Today was a crazy windy day with a bit of bite in the air. I ended up sleeping late which meant that I missed my morning gym window. Since I really wanted to go at the end of the day, I had to find something for dinner that was fast or which would be pre-prepped. I decided on something pre-prepped in the crockpot so I could just come home and eat. No fuss no muss.
I had some mustard greens from last week’s CSA box and I thought braising this and cubes of tasty pork would do just the trick. The only problem was I needed a recipe. I did some internet searching and couldn’t find exactly what I was looking for. The closest thing I found was a recipe on Curry and Comfort, which I used as the source of inspiration of my own recipe.
- 1 lb pork tenderloin cut into cubes
- 4 cups mustard greens chopped
- 1 (15oz) can diced fire roasted tomatoes
- 1 medium onion diced
- 1 Tbs cumin powder
- 4 cloves minced garlic
- 2 Tbs soy sauce
- 1 Tbs Worcestershire sauce
- 2 tbs Tabasco
- 1 cup water
- 2 tbs of oil
- Wash greens well to remove grit. Cut out the stalk and slice only the leafy part of the greens.

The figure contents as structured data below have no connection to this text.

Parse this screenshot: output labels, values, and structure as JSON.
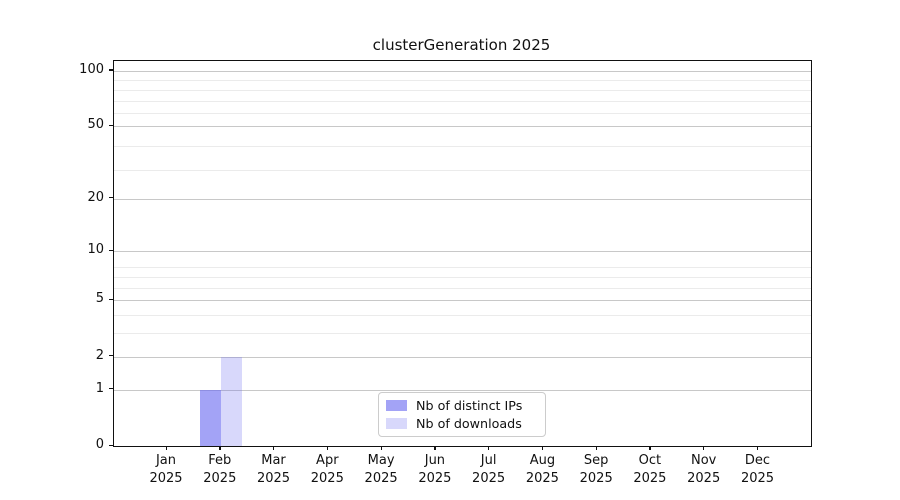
{
  "window": {
    "title": "clusterGeneration 2025"
  },
  "chart_data": {
    "type": "bar",
    "title": "clusterGeneration 2025",
    "xlabel": "",
    "ylabel": "",
    "x_categories": [
      "Jan 2025",
      "Feb 2025",
      "Mar 2025",
      "Apr 2025",
      "May 2025",
      "Jun 2025",
      "Jul 2025",
      "Aug 2025",
      "Sep 2025",
      "Oct 2025",
      "Nov 2025",
      "Dec 2025"
    ],
    "x_tick_months": [
      "Jan",
      "Feb",
      "Mar",
      "Apr",
      "May",
      "Jun",
      "Jul",
      "Aug",
      "Sep",
      "Oct",
      "Nov",
      "Dec"
    ],
    "x_tick_year": "2025",
    "series": [
      {
        "name": "Nb of distinct IPs",
        "color": "rgba(106,106,240,0.62)",
        "color_hex_on_white": "#a6a6f4",
        "values": [
          0,
          1,
          0,
          0,
          0,
          0,
          0,
          0,
          0,
          0,
          0,
          0
        ]
      },
      {
        "name": "Nb of downloads",
        "color": "rgba(106,106,240,0.26)",
        "color_hex_on_white": "#dadaf7",
        "values": [
          0,
          2,
          0,
          0,
          0,
          0,
          0,
          0,
          0,
          0,
          0,
          0
        ]
      }
    ],
    "y_scale": "log1p",
    "y_ticks": [
      0,
      1,
      2,
      5,
      10,
      20,
      50,
      100
    ],
    "y_minor_gridlines": [
      3,
      4,
      6,
      7,
      8,
      29,
      39,
      59,
      69,
      79,
      89
    ],
    "ylim": [
      0,
      113
    ],
    "grid": "horizontal",
    "legend_position": "lower-center",
    "annotations": []
  },
  "colors": {
    "bar_base": "#6a6af0",
    "grid_major": "#c8c8c8",
    "grid_minor": "#ebebeb",
    "spine": "#111111",
    "background": "#ffffff"
  }
}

- Season pork all over with salt and black pepper. Brown well on all sides in a pan with oil. Add onions and garlic and saute.

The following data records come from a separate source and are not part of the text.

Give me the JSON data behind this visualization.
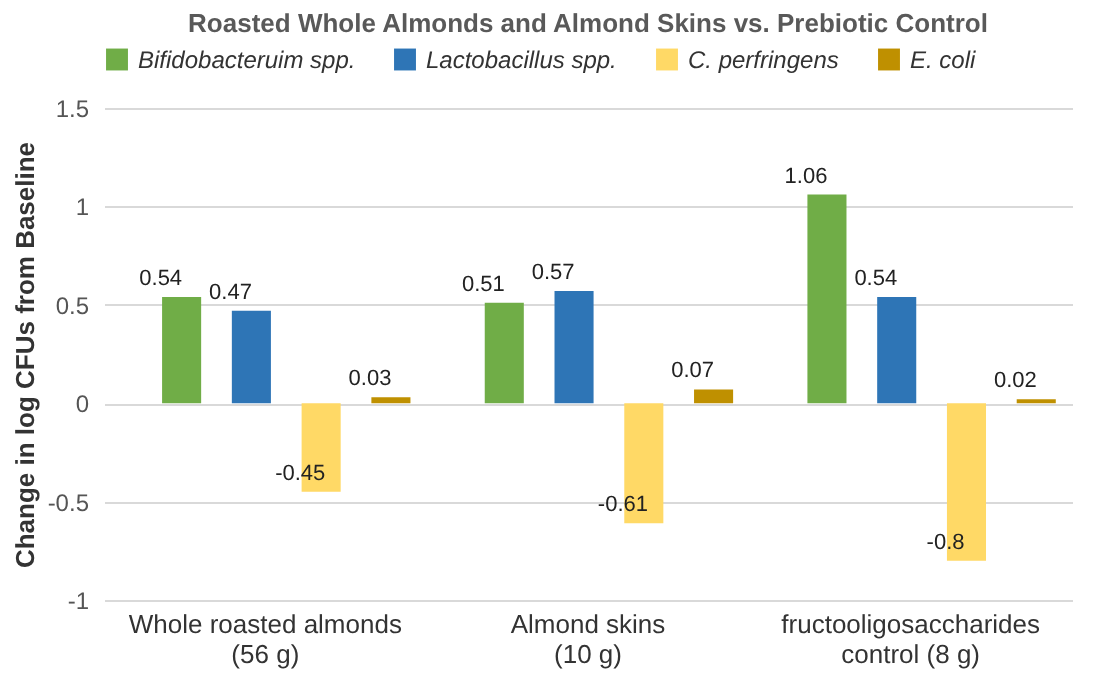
{
  "chart_data": {
    "type": "bar",
    "title": "Roasted Whole Almonds and Almond Skins vs. Prebiotic Control",
    "ylabel": "Change in log CFUs from Baseline",
    "categories": [
      "Whole roasted almonds (56 g)",
      "Almond skins (10 g)",
      "fructooligosaccharides control (8 g)"
    ],
    "series": [
      {
        "name": "Bifidobacteruim spp.",
        "color": "#70ad47",
        "values": [
          0.54,
          0.51,
          1.06
        ]
      },
      {
        "name": "Lactobacillus spp.",
        "color": "#2e75b6",
        "values": [
          0.47,
          0.57,
          0.54
        ]
      },
      {
        "name": "C. perfringens",
        "color": "#ffd966",
        "values": [
          -0.45,
          -0.61,
          -0.8
        ]
      },
      {
        "name": "E. coli",
        "color": "#bf9000",
        "values": [
          0.03,
          0.07,
          0.02
        ]
      }
    ],
    "ylim": [
      -1,
      1.5
    ],
    "yticks": [
      {
        "value": -1,
        "label": "-1"
      },
      {
        "value": -0.5,
        "label": "-0.5"
      },
      {
        "value": 0,
        "label": "0"
      },
      {
        "value": 0.5,
        "label": "0.5"
      },
      {
        "value": 1,
        "label": "1"
      },
      {
        "value": 1.5,
        "label": "1.5"
      }
    ],
    "grid": "y",
    "legend": "top",
    "data_labels": true
  }
}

- Add mustard green into slow cooker.
- Then add the browned pork, onions and garlic.
- Add cumin, soy sauce, worchestershire sauce, tobasco, tomatoes, and water.
- Turn crock pot on low. Cook for 4 hours and stir occasionally.
I served my final product over basmati rice. It had a little more liquid than I would have liked so next time I might reduce the amount of water to a 1/2 a cup to create a thicker sauce. I’d also probably spicy it up a bit because I’d like it to have a little more kick. A fresh chile or some dried chile powder would do the trick for this. It is important to make sure your greens are well covered with liquid so they don’t stick to the sides of the crockpot. This can happen on even on low heat so keep an eye on things.